Eventually they have to acknowledge it when there is a suicide attempt or obvious bizarre
behavior.
And acknowledging a problem is the first step toward getting better, Stockmeier says.
The stigma, rejection, fear, and guilt that often accompanies psychiatric illness and
suicidality can be healed by the gracious love of our Savior, just as the illnesses themselves are
beginning to yield to appropriate medications and counseling therapy, he says. There is so
much work to be done. Thankfully we have finally begun to talk more openly about mental
illness and our responsibility as Christians.
Stockmeier, who majored in biology at Dordt, says Professors Mennenga and Vander
Zee, who he describes as his mentors, had a big impact on his decision to pursue a career in
science.
They introduced me to form and function in God's biological world, and I'm still moved
by the beauty of His design at every level, he says.

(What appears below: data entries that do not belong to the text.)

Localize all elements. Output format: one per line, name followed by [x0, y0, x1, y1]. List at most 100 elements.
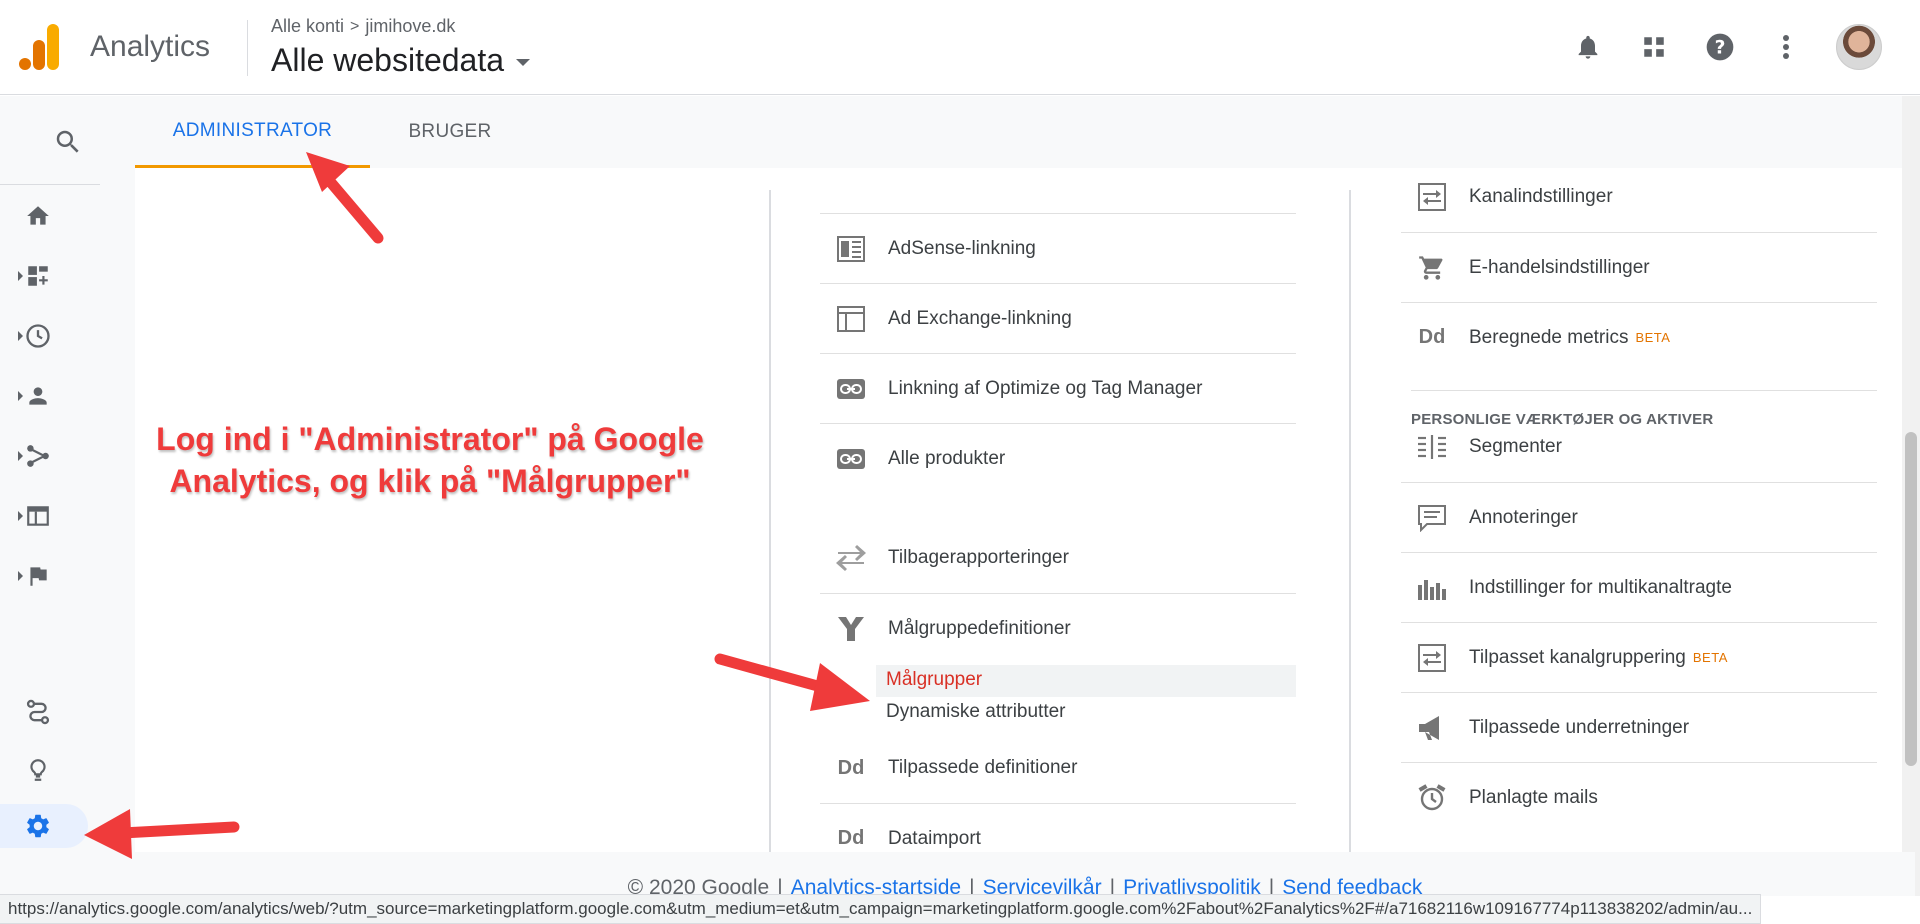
- admin-item-label: Dataimport: [888, 827, 981, 849]
- sub-item-malgrupper[interactable]: Målgrupper: [886, 669, 982, 691]
- footer-separator: |: [777, 876, 783, 896]
- admin-item-all-products[interactable]: Alle produkter: [820, 423, 1296, 493]
- footer-separator: |: [1268, 876, 1275, 896]
- admin-item-label: Tilbagerapporteringer: [888, 547, 1069, 568]
- admin-item-adsense[interactable]: AdSense-linkning: [820, 213, 1296, 283]
- discover-icon[interactable]: [0, 748, 105, 792]
- admin-item-channel-settings[interactable]: Kanalindstillinger: [1401, 162, 1877, 232]
- more-vert-icon[interactable]: [1770, 31, 1802, 63]
- admin-item-label: Tilpasset kanalgruppering: [1469, 646, 1686, 668]
- header-divider: [247, 20, 248, 76]
- breadcrumb-property[interactable]: jimihove.dk: [365, 16, 455, 37]
- view-name: Alle websitedata: [271, 42, 505, 78]
- megaphone-icon: [1415, 713, 1449, 743]
- customization-icon[interactable]: [0, 254, 105, 298]
- search-icon[interactable]: [0, 120, 135, 164]
- breadcrumb-account[interactable]: Alle konti: [271, 16, 344, 37]
- top-header: Analytics Alle konti > jimihove.dk Alle …: [0, 0, 1920, 95]
- expand-arrow-icon: [18, 391, 23, 401]
- home-icon[interactable]: [0, 194, 105, 238]
- admin-tabs: ADMINISTRATOR BRUGER: [135, 96, 1915, 168]
- admin-item-label: Tilpassede definitioner: [888, 757, 1078, 778]
- expand-arrow-icon: [18, 571, 23, 581]
- admin-item-postbacks[interactable]: Tilbagerapporteringer: [820, 523, 1296, 593]
- annotation-line-2: Analytics, og klik på "Målgrupper": [169, 463, 691, 499]
- expand-arrow-icon: [18, 331, 23, 341]
- analytics-admin-page: Analytics Alle konti > jimihove.dk Alle …: [0, 0, 1920, 924]
- admin-item-calculated-metrics[interactable]: Dd Beregnede metrics BETA: [1401, 302, 1877, 372]
- left-navigation: [0, 96, 135, 896]
- apps-grid-icon[interactable]: [1638, 31, 1670, 63]
- breadcrumb-separator-icon: >: [350, 17, 360, 35]
- admin-item-ecommerce-settings[interactable]: E-handelsindstillinger: [1401, 232, 1877, 302]
- segments-icon: [1415, 432, 1449, 462]
- attribution-icon[interactable]: [0, 690, 105, 734]
- footer-link-privacy[interactable]: Privatlivspolitik: [1123, 876, 1261, 896]
- dd-icon: Dd: [1418, 326, 1446, 348]
- admin-item-label: Planlagte mails: [1469, 786, 1598, 808]
- page-footer: © 2020 Google | Analytics-startside | Se…: [135, 852, 1915, 896]
- annotation-arrow-icon: [306, 152, 384, 244]
- conversions-icon[interactable]: [0, 554, 105, 598]
- link-icon: [834, 374, 868, 404]
- admin-item-optimize-tag-manager[interactable]: Linkning af Optimize og Tag Manager: [820, 353, 1296, 423]
- dd-icon: Dd: [837, 756, 865, 779]
- footer-separator: |: [1109, 876, 1116, 896]
- expand-arrow-icon: [18, 271, 23, 281]
- channel-settings-icon: [1415, 182, 1449, 212]
- footer-link-analytics-home[interactable]: Analytics-startside: [791, 876, 961, 896]
- admin-item-label: Segmenter: [1469, 436, 1562, 457]
- footer-copyright: © 2020 Google: [627, 876, 770, 896]
- link-icon: [834, 444, 868, 474]
- admin-item-custom-channel-grouping[interactable]: Tilpasset kanalgruppering BETA: [1401, 622, 1877, 692]
- dd-icon: Dd: [837, 827, 865, 849]
- admin-item-segments[interactable]: Segmenter: [1401, 412, 1877, 482]
- annotation-line-1: Log ind i "Administrator" på Google: [156, 421, 704, 457]
- account-avatar[interactable]: [1836, 24, 1882, 70]
- breadcrumb[interactable]: Alle konti > jimihove.dk: [271, 16, 455, 37]
- admin-item-custom-definitions[interactable]: Dd Tilpassede definitioner: [820, 733, 1296, 803]
- admin-item-scheduled-emails[interactable]: Planlagte mails: [1401, 762, 1877, 832]
- help-icon[interactable]: ?: [1704, 31, 1736, 63]
- admin-item-custom-alerts[interactable]: Tilpassede underretninger: [1401, 692, 1877, 762]
- column-divider: [1349, 190, 1351, 852]
- adsense-icon: [834, 234, 868, 264]
- annotations-icon: [1415, 503, 1449, 533]
- notifications-icon[interactable]: [1572, 31, 1604, 63]
- postbacks-icon: [834, 543, 868, 573]
- footer-link-terms[interactable]: Servicevilkår: [983, 876, 1102, 896]
- footer-separator: |: [969, 876, 975, 896]
- admin-item-label: Ad Exchange-linkning: [888, 307, 1072, 329]
- admin-item-label: Alle produkter: [888, 447, 1006, 469]
- caret-down-icon: [516, 59, 531, 66]
- admin-item-audience-definitions[interactable]: Målgruppedefinitioner: [820, 593, 1296, 663]
- analytics-logo-icon[interactable]: [19, 24, 61, 70]
- ad-exchange-icon: [834, 304, 868, 334]
- admin-gear-icon[interactable]: [0, 804, 88, 848]
- behavior-icon[interactable]: [0, 494, 105, 538]
- cart-icon: [1415, 253, 1449, 283]
- admin-item-ad-exchange[interactable]: Ad Exchange-linkning: [820, 283, 1296, 353]
- audience-definitions-icon: [834, 614, 868, 644]
- channel-grouping-icon: [1415, 643, 1449, 673]
- audience-icon[interactable]: [0, 374, 105, 418]
- admin-item-annotations[interactable]: Annoteringer: [1401, 482, 1877, 552]
- admin-item-label: Linkning af Optimize og Tag Manager: [888, 377, 1203, 399]
- sub-item-dynamiske-attributter[interactable]: Dynamiske attributter: [886, 701, 1066, 723]
- multichannel-icon: [1415, 573, 1449, 603]
- realtime-icon[interactable]: [0, 314, 105, 358]
- vertical-scrollbar[interactable]: [1902, 96, 1920, 896]
- scrollbar-thumb[interactable]: [1905, 432, 1917, 766]
- admin-item-label: E-handelsindstillinger: [1469, 256, 1650, 278]
- admin-item-multichannel-settings[interactable]: Indstillinger for multikanaltragte: [1401, 552, 1877, 622]
- admin-item-label: Målgruppedefinitioner: [888, 617, 1071, 639]
- admin-item-label: Annoteringer: [1469, 506, 1578, 528]
- view-selector[interactable]: Alle websitedata: [271, 42, 531, 79]
- tutorial-annotation: Log ind i "Administrator" på Google Anal…: [125, 418, 735, 502]
- admin-item-label: Kanalindstillinger: [1469, 186, 1613, 207]
- footer-link-feedback[interactable]: Send feedback: [1282, 876, 1422, 896]
- product-name: Analytics: [90, 30, 211, 63]
- column-divider: [769, 190, 771, 852]
- acquisition-icon[interactable]: [0, 434, 105, 478]
- svg-text:?: ?: [1715, 38, 1726, 59]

But, he says, it was more than just two influential faculty members: Dordt educated him
as an entire person.
I went to Dordt to have my eyes opened - not just in biology, my major, but in things
like literature and history and theology, he says. Dordt gave me not so much specific
knowledge but rather the tools to start examining the world around me and my responsibility to
God.
Stockmeier continued his studies, doing graduate work at the University of Arizona in
Tucson. While there, he became fascinated with the neurosciences and did brain research on rats
to see how changes in the pineal gland affect epilepsy. His postdoctorate work at Georgetown
University had a pharmacological focus, looking at the effect anti depressant drugs have on the
brain. From there he began to focus his work on depression and suicide.
In my work, my desire is to better understand the consequences of our brokenness after
the fall, and to work at restoration, Stockmeier says. After spending several years in the
relative safety of the lab, where he designed experiments, shook test tubes, and graphed data,
Stockmeier decided it was important for him to also interact with the families of suicide victims.
Though it has been the most difficult part of his work, it has also been rewarding.
It has been a great privilege and humbling experience to share in the pain and the hope
of those touched by mental illness and suicide, he says. That connection to the deepest
examples of human pain and suffering, both in the lives of the families as well as their deceased
loved ones, is a significant personal motivation to claim this broken part of God's creation and to
work toward the healing of body and soul that only Jesus Christ can give.